Les cauchemars, les fantômes, les lettres écrites de sang et de larmes. La chambre à l’écart, malgré le petit peu de vie motivée par la routine, comme un moteur aveugle, n’empêchait nullement le précipice. La nuit était particulièrement vorace.
Non les collectes des bonnes choses, dans les fermes ou les hameaux, non les poursuites, dans les boucles que la voiture ne finissait jamais de faire, fouir de la montagne noire à la montagne blanche ne parvenaient à distraire cette âme en peine.
C’était elle, la sorcière. La hantée.
Toutes les effluves et toutes les flaques et tous les éclats de lume hurlaient en chœur : « toi seulement ».
Bonheur
Pause. Je sais maintenant que ce n’est pas toi, seulement.

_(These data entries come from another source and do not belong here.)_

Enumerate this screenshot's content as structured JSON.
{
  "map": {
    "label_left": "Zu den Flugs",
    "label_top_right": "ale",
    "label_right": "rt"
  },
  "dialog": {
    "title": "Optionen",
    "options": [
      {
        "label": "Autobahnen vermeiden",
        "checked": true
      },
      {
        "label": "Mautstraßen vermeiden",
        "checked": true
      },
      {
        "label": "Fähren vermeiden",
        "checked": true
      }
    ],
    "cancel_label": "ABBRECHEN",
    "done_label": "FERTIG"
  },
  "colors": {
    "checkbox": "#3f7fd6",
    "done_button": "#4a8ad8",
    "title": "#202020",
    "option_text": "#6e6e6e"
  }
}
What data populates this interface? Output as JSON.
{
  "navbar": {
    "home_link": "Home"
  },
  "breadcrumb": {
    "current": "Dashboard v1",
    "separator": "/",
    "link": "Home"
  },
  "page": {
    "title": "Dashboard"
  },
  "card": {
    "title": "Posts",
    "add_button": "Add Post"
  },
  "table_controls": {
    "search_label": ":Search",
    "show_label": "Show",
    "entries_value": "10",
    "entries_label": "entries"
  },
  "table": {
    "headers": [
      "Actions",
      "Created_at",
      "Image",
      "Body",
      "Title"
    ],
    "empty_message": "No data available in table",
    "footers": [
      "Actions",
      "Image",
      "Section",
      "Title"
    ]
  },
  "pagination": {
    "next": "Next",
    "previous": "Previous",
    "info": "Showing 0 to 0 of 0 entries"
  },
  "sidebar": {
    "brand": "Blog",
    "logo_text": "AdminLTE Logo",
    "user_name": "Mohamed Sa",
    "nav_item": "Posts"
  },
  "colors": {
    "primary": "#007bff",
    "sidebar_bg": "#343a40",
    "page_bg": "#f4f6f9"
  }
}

Pause. Quelques accords glissent, dans le fond, non pas un hommage, un écho de l’estime.
La sorcière le dit, qui nous a tous trahis, et maudits.
Personne, personne ne peut décider pour elle.
il n’y aura pas de procès je sais
pas de vengeance ou de dénonciation on le dit
Il n’y aura pas de ces gestes trop brusques déclassement
qui blessent sans le vouloir
ou perdent, en le voulant griserie
qui décide ici qui ?
Yeux d’ouest
Qui décide, ici ?
Les colons sont de loin.
De loin les griffes qui menacent le moins.
Mais revenus de nos territoires d’effroi et détresse, descendus des montagnes noires et blanches,
nous pouvons reprendre le combat.
La communauté se resserre autour du donjon écroulé. Les lumières dans les chaumières et tavernes sont buée
et éclats de rire et cordes grattées et livres lus en ferveur collective.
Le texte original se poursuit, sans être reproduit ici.